Syntactic Learnability of Echo State Neural Language Models at Scale

TL;DR

This work asks whether language-learning capabilities can emerge from minimal network architectures. It revisits Echo State Networks, a reservoir computing model with fixed recurrent and input weights and a trainable low-rank output, as language models trained on ~100M words. Across a spectrum of reservoir sizes, ESNs can match or exceed Transformer performance on syntactic tasks (BLiMP) and approach Transformer performance in grammaticality judgments, while still maintaining far fewer trainable parameters than large Transformers.
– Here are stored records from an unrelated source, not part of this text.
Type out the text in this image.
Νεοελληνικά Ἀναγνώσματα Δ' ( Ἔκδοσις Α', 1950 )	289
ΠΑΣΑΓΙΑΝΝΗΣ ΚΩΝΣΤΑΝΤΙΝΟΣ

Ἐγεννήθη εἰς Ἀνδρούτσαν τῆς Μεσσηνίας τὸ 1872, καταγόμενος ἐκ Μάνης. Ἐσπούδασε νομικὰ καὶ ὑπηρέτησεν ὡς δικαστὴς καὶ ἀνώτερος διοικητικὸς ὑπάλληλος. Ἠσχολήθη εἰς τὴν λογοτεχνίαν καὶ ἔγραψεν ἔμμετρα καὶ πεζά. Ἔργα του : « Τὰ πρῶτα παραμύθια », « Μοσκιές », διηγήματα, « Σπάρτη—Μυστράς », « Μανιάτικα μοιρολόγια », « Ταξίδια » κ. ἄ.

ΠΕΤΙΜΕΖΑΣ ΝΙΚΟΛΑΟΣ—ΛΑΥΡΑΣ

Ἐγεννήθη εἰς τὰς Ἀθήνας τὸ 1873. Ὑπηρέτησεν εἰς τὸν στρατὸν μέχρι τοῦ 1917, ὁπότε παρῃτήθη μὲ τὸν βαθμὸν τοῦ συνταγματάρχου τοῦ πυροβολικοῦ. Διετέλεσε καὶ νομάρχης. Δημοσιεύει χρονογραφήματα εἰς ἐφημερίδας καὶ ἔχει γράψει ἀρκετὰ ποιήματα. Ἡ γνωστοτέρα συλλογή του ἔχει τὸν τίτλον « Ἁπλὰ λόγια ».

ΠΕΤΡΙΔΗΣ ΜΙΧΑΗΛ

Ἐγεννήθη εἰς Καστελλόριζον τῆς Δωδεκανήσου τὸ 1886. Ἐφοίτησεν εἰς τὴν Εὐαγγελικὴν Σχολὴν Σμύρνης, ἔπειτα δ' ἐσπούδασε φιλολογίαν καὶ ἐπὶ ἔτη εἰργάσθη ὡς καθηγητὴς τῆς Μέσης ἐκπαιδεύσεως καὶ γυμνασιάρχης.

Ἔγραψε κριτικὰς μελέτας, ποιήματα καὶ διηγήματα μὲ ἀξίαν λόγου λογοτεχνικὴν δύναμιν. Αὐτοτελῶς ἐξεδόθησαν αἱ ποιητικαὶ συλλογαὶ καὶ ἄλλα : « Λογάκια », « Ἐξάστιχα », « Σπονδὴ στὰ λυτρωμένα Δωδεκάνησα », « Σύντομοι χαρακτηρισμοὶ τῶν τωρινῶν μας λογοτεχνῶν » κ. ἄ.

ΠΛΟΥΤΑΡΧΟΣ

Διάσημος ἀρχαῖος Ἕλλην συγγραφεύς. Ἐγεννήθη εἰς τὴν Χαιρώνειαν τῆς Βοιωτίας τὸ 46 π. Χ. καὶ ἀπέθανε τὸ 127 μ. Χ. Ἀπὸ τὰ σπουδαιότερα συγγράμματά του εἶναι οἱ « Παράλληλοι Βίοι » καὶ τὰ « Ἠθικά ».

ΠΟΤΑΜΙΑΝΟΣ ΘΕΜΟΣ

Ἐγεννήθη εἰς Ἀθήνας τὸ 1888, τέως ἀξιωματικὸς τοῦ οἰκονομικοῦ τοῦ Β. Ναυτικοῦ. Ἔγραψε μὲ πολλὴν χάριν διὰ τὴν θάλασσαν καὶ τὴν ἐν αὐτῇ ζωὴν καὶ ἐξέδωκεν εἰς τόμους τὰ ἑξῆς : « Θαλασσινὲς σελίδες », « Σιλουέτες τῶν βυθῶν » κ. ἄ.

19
The findings suggest that, for certain linguistic competencies, simpler, well-structured architectures may suffice, motivating further exploration of ESN topologies and multi-scale reservoir dynamics in cognitive and linguistic contexts.

Abstract

What is a neural model with minimum architectural complexity that exhibits reasonable language learning capability? To explore such a simple but sufficient neural language model, we revisit a basic reservoir computing (RC) model, Echo State Network (ESN), a restricted class of simple Recurrent Neural Networks. Our experiments showed that ESN with a large hidden state is comparable or superior to Transformer in grammaticality judgment tasks when trained with about 100M words, suggesting that architectures as complex as that of Transformer may not always be necessary for syntactic learning.